Cet échange passe nécessairement pas les joueurs, mais aussi par des ambassadeurs ciblés hors des milieux sportifs, comme Roméo Elvis ou, l’an dernier, le danseur contemporain Léo Walk, que Lacoste faisait par exemple dialoguer avec Daniil Medvedev autour de la notion de liberté de mouvement. Une façon de replacer la marque dans un cadre de divertissement qui inspire, plutôt que de pousser ostensiblement à consommer. A ça vient s’ajouter une dimension éthique de plus en plus décisive : pour séduire leurs consommateurs, les marques doivent défendre une pratique saine et un engagement moral.

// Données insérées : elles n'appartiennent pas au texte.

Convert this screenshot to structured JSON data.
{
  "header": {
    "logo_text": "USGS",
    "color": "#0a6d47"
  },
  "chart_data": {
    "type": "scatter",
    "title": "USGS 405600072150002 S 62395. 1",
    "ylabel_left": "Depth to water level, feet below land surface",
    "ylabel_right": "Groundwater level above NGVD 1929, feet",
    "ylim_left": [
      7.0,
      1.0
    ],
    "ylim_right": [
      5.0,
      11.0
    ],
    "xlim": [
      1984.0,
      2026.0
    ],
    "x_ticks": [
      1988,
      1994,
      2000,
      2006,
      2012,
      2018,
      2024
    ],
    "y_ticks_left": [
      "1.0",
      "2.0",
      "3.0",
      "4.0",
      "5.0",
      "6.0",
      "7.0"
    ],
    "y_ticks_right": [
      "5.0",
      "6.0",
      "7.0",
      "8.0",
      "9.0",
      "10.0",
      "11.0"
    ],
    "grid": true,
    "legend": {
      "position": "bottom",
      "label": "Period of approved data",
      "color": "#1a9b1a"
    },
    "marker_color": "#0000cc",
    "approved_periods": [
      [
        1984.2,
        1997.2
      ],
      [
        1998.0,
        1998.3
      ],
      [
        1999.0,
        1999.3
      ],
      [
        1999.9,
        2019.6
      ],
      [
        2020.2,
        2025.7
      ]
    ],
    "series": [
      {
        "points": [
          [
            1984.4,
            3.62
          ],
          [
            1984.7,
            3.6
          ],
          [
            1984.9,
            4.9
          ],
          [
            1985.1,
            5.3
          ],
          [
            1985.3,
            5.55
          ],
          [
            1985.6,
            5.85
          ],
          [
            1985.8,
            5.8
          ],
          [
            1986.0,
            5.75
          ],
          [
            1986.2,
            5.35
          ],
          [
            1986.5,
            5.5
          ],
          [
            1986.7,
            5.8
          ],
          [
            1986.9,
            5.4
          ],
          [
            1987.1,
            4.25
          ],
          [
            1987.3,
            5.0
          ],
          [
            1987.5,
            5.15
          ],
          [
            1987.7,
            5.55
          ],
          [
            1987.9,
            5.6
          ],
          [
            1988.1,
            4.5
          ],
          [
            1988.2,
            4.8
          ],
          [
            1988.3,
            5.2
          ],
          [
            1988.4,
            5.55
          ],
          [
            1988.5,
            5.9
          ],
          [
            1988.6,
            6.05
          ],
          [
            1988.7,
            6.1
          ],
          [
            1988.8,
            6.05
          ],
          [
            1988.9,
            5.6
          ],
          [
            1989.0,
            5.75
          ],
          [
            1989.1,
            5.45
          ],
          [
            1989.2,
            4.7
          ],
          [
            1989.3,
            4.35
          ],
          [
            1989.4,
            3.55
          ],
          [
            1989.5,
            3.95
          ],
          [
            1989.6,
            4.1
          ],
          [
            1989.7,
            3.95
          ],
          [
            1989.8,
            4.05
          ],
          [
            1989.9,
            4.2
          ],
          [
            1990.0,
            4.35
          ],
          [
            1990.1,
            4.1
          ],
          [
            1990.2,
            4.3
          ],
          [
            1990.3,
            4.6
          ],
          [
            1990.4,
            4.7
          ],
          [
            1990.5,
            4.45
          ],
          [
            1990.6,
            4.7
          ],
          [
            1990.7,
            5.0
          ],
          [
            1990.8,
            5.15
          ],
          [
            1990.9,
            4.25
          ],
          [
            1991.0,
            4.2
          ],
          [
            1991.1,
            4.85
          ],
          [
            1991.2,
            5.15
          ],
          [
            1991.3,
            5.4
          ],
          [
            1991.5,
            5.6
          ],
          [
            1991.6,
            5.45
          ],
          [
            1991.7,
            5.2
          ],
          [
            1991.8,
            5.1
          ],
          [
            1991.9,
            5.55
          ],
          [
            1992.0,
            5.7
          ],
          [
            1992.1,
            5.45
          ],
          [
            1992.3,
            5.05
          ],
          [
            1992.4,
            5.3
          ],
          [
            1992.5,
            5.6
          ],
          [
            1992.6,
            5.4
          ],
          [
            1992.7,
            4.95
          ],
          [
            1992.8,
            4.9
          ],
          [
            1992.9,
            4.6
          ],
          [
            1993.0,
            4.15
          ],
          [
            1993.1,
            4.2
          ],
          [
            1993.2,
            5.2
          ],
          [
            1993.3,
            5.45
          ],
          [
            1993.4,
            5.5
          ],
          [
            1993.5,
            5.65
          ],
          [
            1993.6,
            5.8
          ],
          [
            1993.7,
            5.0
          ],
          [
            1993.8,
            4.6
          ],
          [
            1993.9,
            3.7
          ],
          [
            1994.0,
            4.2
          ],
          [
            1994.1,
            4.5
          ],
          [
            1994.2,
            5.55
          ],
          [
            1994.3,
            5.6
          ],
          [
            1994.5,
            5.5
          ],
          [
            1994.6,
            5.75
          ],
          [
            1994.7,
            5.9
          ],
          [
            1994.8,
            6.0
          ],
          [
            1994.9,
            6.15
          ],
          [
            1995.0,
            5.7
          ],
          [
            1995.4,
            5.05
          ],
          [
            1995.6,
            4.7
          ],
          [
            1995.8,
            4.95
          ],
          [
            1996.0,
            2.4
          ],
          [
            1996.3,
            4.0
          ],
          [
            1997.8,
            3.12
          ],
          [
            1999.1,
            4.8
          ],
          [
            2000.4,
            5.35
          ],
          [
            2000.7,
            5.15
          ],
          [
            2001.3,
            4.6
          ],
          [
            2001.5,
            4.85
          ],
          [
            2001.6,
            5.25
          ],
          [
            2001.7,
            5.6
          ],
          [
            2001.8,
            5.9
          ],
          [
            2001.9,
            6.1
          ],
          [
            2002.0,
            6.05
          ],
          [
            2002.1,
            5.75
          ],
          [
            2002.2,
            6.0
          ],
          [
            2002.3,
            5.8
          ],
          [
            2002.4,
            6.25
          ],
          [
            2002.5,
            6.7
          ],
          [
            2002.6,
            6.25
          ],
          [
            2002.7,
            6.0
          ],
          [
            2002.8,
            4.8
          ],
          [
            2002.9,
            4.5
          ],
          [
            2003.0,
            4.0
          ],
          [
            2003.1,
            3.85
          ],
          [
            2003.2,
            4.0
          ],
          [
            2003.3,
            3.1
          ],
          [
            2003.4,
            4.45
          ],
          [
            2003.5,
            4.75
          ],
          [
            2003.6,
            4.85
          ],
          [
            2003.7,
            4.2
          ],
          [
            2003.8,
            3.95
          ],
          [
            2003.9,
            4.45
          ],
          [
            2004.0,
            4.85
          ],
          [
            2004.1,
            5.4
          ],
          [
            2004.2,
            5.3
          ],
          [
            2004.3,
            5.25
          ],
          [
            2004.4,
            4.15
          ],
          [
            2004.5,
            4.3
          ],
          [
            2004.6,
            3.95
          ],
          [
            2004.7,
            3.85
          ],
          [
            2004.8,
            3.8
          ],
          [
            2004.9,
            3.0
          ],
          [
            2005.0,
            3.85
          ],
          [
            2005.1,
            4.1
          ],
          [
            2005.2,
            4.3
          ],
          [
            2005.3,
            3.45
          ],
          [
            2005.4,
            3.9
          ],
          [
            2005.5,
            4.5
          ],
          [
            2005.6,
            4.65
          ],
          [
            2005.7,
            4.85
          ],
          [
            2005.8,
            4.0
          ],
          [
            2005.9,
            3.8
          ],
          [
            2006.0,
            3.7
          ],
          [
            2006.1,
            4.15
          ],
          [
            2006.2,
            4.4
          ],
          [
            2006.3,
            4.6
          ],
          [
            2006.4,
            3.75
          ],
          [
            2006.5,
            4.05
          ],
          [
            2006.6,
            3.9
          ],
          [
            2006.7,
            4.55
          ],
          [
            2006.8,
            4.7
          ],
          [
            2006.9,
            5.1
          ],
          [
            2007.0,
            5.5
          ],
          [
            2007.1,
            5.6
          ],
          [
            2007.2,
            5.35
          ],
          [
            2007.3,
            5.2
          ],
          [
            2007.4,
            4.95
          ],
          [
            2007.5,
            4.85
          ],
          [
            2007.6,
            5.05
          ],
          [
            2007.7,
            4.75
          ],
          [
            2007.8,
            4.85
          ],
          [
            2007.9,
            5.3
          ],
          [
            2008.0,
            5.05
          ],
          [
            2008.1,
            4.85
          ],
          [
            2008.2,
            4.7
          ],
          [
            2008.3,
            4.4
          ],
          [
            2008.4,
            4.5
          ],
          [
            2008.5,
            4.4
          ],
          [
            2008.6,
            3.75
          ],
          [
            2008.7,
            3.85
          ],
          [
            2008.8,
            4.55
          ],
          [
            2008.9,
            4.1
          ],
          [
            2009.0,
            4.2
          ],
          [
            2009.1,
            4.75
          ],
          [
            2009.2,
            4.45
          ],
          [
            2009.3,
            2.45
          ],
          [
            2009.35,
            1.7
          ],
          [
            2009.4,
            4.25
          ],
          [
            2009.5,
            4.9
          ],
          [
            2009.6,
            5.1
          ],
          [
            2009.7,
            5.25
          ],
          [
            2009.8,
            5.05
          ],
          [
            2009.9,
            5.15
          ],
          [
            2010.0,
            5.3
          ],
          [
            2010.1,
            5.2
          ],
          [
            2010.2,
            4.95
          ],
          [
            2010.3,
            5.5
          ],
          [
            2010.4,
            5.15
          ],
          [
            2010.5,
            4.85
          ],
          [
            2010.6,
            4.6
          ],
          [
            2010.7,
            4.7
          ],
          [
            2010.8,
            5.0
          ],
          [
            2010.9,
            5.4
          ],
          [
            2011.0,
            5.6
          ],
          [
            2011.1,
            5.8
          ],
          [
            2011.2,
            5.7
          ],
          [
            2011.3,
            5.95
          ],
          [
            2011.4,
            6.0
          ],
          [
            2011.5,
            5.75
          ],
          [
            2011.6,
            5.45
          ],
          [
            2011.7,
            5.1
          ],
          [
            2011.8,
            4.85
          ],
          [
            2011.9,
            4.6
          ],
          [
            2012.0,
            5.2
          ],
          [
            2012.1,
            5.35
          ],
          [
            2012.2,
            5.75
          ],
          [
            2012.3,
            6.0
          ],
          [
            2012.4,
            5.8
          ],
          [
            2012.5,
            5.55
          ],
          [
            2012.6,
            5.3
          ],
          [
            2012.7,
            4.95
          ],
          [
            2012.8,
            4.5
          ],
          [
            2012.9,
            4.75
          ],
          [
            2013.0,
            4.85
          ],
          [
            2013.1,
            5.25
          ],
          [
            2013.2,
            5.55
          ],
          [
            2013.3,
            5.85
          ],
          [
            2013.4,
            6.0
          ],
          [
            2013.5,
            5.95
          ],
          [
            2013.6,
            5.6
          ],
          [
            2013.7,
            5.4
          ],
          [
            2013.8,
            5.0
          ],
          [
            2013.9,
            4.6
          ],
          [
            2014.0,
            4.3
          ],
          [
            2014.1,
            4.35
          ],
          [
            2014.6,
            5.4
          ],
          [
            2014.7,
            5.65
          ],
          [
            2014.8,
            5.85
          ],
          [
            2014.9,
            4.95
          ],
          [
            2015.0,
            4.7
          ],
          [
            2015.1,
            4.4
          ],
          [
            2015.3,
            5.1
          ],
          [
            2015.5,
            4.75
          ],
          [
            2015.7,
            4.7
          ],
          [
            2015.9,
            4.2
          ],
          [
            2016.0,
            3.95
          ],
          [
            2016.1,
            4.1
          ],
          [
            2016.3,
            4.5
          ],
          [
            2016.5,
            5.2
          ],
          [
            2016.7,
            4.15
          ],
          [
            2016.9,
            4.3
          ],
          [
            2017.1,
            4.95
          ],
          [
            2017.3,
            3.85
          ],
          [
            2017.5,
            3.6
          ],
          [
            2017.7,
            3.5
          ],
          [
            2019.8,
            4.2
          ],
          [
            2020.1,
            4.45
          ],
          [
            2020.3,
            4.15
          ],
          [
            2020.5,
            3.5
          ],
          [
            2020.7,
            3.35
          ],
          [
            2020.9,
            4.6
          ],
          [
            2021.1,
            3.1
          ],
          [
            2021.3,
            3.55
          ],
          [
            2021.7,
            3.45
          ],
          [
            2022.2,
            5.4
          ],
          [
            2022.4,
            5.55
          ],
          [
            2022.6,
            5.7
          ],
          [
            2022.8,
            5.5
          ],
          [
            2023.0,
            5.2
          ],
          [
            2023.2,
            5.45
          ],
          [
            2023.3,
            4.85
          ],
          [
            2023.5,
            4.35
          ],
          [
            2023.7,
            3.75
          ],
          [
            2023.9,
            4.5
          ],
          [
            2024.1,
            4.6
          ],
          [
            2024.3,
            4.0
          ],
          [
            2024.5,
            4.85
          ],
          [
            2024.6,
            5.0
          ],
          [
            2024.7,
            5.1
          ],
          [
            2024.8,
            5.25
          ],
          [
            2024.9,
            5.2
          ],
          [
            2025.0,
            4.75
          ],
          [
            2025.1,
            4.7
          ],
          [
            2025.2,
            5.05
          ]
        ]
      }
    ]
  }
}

Via leurs ambassadeurs, elles touchent un public jeune qu’elles soutiennent aussi dans sa pratique sportive, comme le fait Lacoste avec son programme de mentoring pour jeunes tennismen « Les Petits Crocos », ou Nike en soutenant les jeunes sportifs de l’association Golden Blocks, fondée par l’athlète français Ladji Doucouré. « Les leaders sont ceux qui se positionnent sur des sujets de fond. » confirme Christophe Quiquandon. « La cloison qui a longtemps existé entre, d’un côté, le sponsoring et la publicité et, de l’autre, la responsabilité sociale des entreprises, est en train de s’effacer. Les marques qui ont déjà un temps d’avance sortiront leur épingle du jeu. »

C’est le cas de Nike, engagée depuis longtemps dans la promotion du sport comme élévateur social et tremplin solidaire. En réponse à la pandémie, la marque a offert 140 000 paires de baskets Air Zoom Pulse conçues spécialement pour le personnel soignant, et fait don d’une quinzaine de millions de dollars aux fonds de solidarité mis en place, et aux communautés où vivent et travaillent ses employés. Elle a également lancé la campagne You Can’t Stop Us, qui met en scène LeBron James, Serena Williams ou Cristiano Ronaldo autour d’un discours sur le pouvoir du sport contre l’adversité. Sur son site et son application Nike Training, la marque partage des conseils autour du bien être et des programmes d’entrainements personnalisés, portés par ses coachs ambassadeurs. Comme la Néo-Zélandaise Kirsty Godso, influenceuse fitness aux 240 000 abonnés Instagram, l’une des figures clés de l’écosystème Nike. En communiquant en direct avec ses followers, elle crée un lien tangible entre la marque et son public, porte ses valeurs à travers un discours sain sur la pratique du sport, et tout le monde est gagnant.

Christophe Quiquandon, qui laisse la parole aux athlètes via sa plateforme Bros Stories, confirme : « Ils ont des aspérités incroyables en tant que sportifs, mais aussi en tant qu’êtres humains. (…) Ils savent qu’ils sont ici chez eux, et pas dans un virage médiatique tabloïd. Qu’il s’agisse de contenus pop auxquels on leur propose de participer, ou de tribunes solennelles pour faire passer des messages à leurs fans, ils ont le final cut. Ca leur donne confiance. » Et, aux spectateurs, la satisfaction de se nourrir de contenus moins ostensiblement marketés.